D’un autre côté, pourquoi nous emmener là? Sur un projet de loi coercitif… Sans accepter de vous assoir avec nos représentants pour regarder ensemble la façon d’améliorer l’accessibilité pour que toute la population en bénéficie…
Maria Heredia

M. Barrette, votre lettre fait la démonstration évidente de combien votre projet loi mènera à une bureaucratie exponentielle. Le Québec est la seule province au Canada avec des Directions Régionales de Médecine Générale (DRMG), organismes bureaucratiques qui gèrent dans chaque région les Activités Médicales Particulières que vous mentionnez dans votre texte. Votre PL20 crée des Activités en Médecine Familiale (AMF) qui sont des AMP plus complexes, bourrées d’éléments qui devront être calculés par des fonctionnaires:

M. le Ministre, selon-vous, qui est le plus malade; un patient en dépression majeure pensant au suicide ou une femme de 82 ans souffrant de diabète ? J’ai hâte de connaitre les « équivalences » et les « pondérations » que vous mentionnez dans votre lettre.

M. le Ministre, comment allez-vous calculer l’équivalence en heures entre une garde aux soins intensifs la fin de semaine, une garde en soins palliatifs la semaine, ou une journée d’enseignement qui n’est pas rémunérée? Allez-vous décréter qu’une pratique est plus valable que l’autre ?

La complexité des calculs que vous insinuez simples, mènera à une bureaucratisation encore plus grande du système. Les soins seront encore moins dispensés selon les besoins locaux des établissement et de la population. Avec le PL20, le patient verra une diminution de l’accessibilité, suite aux conséquences mentionnées dans les autres commentaires précédents, tout en ayant affaire à un système qui tourne encore plus carré pour répondre à des règlements arbitraires émis par le ministère.

http://www.ledevoir.com/societe/sante/425463/objectif-rendre-le-systeme-de-sante-ingerable

Monsieur le ministre Barette, je ne suis qu’une simple médecin de famille mais moi aussi je sais calculer! Donc vous dites des consultations de 20 minutes, 7 heures par jours, 3 jours par semaines, X 42 semaines… si j’ai plus de 1000 patients, il ne pourront me voir que 40 minutes chacun en moyenne par année… ils sont mieux de pas être trop malade, de ne pas nécessiter un suivi mensuel pour dépression, un suivi trimestriel pour diabète, même les enfants je les vois plus longtemps que ça par année, franchement.

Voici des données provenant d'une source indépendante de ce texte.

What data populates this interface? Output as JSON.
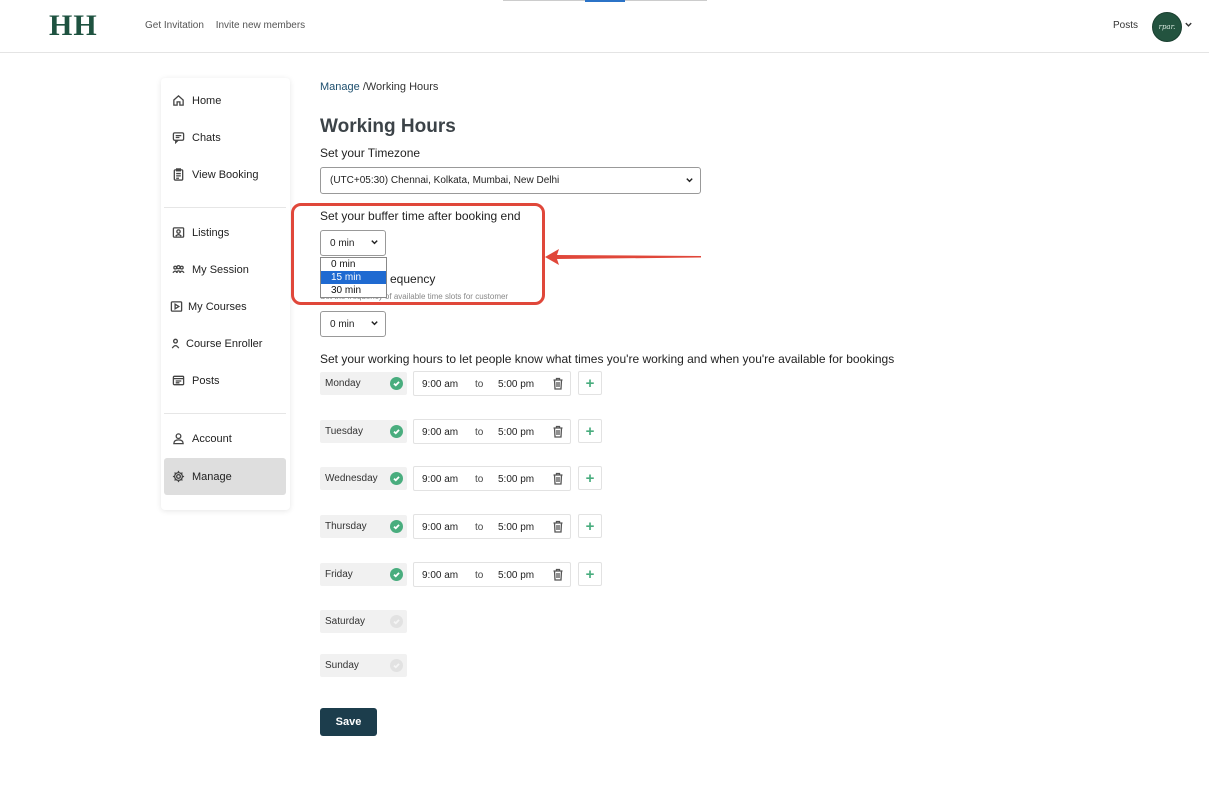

Pourquoi vous dites vouloir ré-équilibrer le travail hopital et bureau, et demander le contraire dans votre règlement? Allonger la période obligatoire de présence à l’hôpital me semble contre productive pour cet objectif. Ce que je comprend aussi c’est que vous allez nous obliger à travailler à l’hôpital tout en nous « limitant » c’est à dire que chaque individu se verra attribuer un nombre maximal d’AMF au delà du quel, même si je travaille plus d’heure à l’hopital, je ne serai pas reconnu à moins d’avoir l’aval de mon DRMG? Le problème c’est que le travail hospitalier est une spécialité en soit. La moyenne d’heure AMP par md par semaine tourne autour de 28h, même si on en exige que 12h. Pourquoi? parce que ne faire que 5-6 gardes d’hospitalisation par année pour plusieurs ce n’est pas assez pour maintenir un bon niveau de compétence dans ce milieu particulier, ce serait comme faire 4-5 gardes d’urgence par mois, ou 5-6 accouchement par mois… ce n’est pas assez pour maintenir le niveau d’expertise requis donc nous on faisons plus. Que vais-je faire si mon DRMG juge que je fais trop d’AMF et ne reconnait pas mes heures? je vais être obligé d’abandonner mon expertise, quelle perte! Alors que plusieurs MD ne rêve que du jour ou ils n’auront plus d’hopital à faire…

Vous n’avez pas besoin d’une loi aussi coercitive pour faire le ménage dans les AMP. Juste de changer la facon dont elles sont calculées. Elles sont actuellement calculées sur la base du la facturation du médecin qui travail, d’ou les disparités car certaines régions sont mieux rémunérées aux urgences et à l’hospit, donc génère plus d’AMP… quand je travaillais à Rouyn, j’ai fait un nombre record d’heures AMP… et pourtant je travaillais au même rythme qu’ici. Mais vous n’avez pas besoin d’une loi pour faire ce ménage, M. Barette… c’est un prétexte.

L’autre problème dans votre réglement (et non votre loi, il n’ya rien dans votre loi, outre l’énorme pouvoir de réglementation que vous vous donnez) c’est que la coupure salariale ne touche que les omnis… pourtant, mes patients attendent des années pour voir le dermatologue, les clinique de douleur, les orthopédistes, les rhumatologues….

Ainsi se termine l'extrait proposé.